There’s likely a bias in the halls of a museum dedicated to space, but outside of the museum, public support for NASA spending has climbed steadily for the last 20 years, according to Gallup. Pew finds that Americans want their country to be a leader in space exploration, with NASA playing a role in addition to the private companies that have helped to spur excitement.

Online, new telescopes spark viral moments and missions draw hundreds of thousands of followers on social media.

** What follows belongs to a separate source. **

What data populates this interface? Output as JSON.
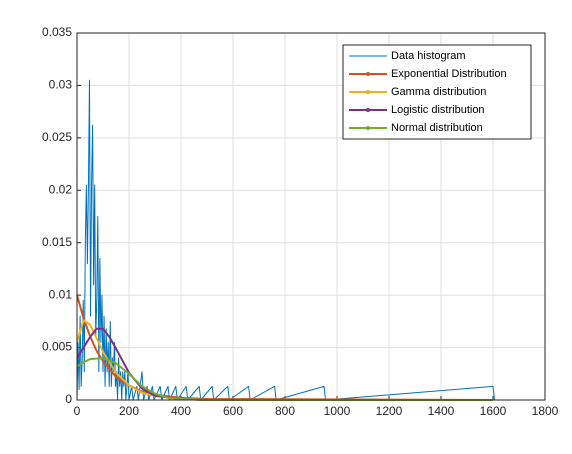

Of course, more than 600 million people watched the original moon landing, but what event draws 600 million people any more? Weitekamp points out that airplanes and even hot air balloons used to draw crowds of onlookers, and now space launches have become less of an event.

“I think that’s a part of the industry and the endeavor maturing and the public reaction being a little more niche than it is widespread,” Weitekamp says.

At the museum, even old launches are inspiring a new generation.

“We gotta see the moon stuff,” Thomas Bille, from Houston, told his kids as they walked through the museum lobby. Daughter Savannah, 7, hopes to be among those to go to the moon. “I really like the solar system and planets,” she says.

If all goes according to plan, people will be back on the moon before Savannah turns 10. She also has plans to go beyond.

“I’ve always wanted to go to Saturn,” she says.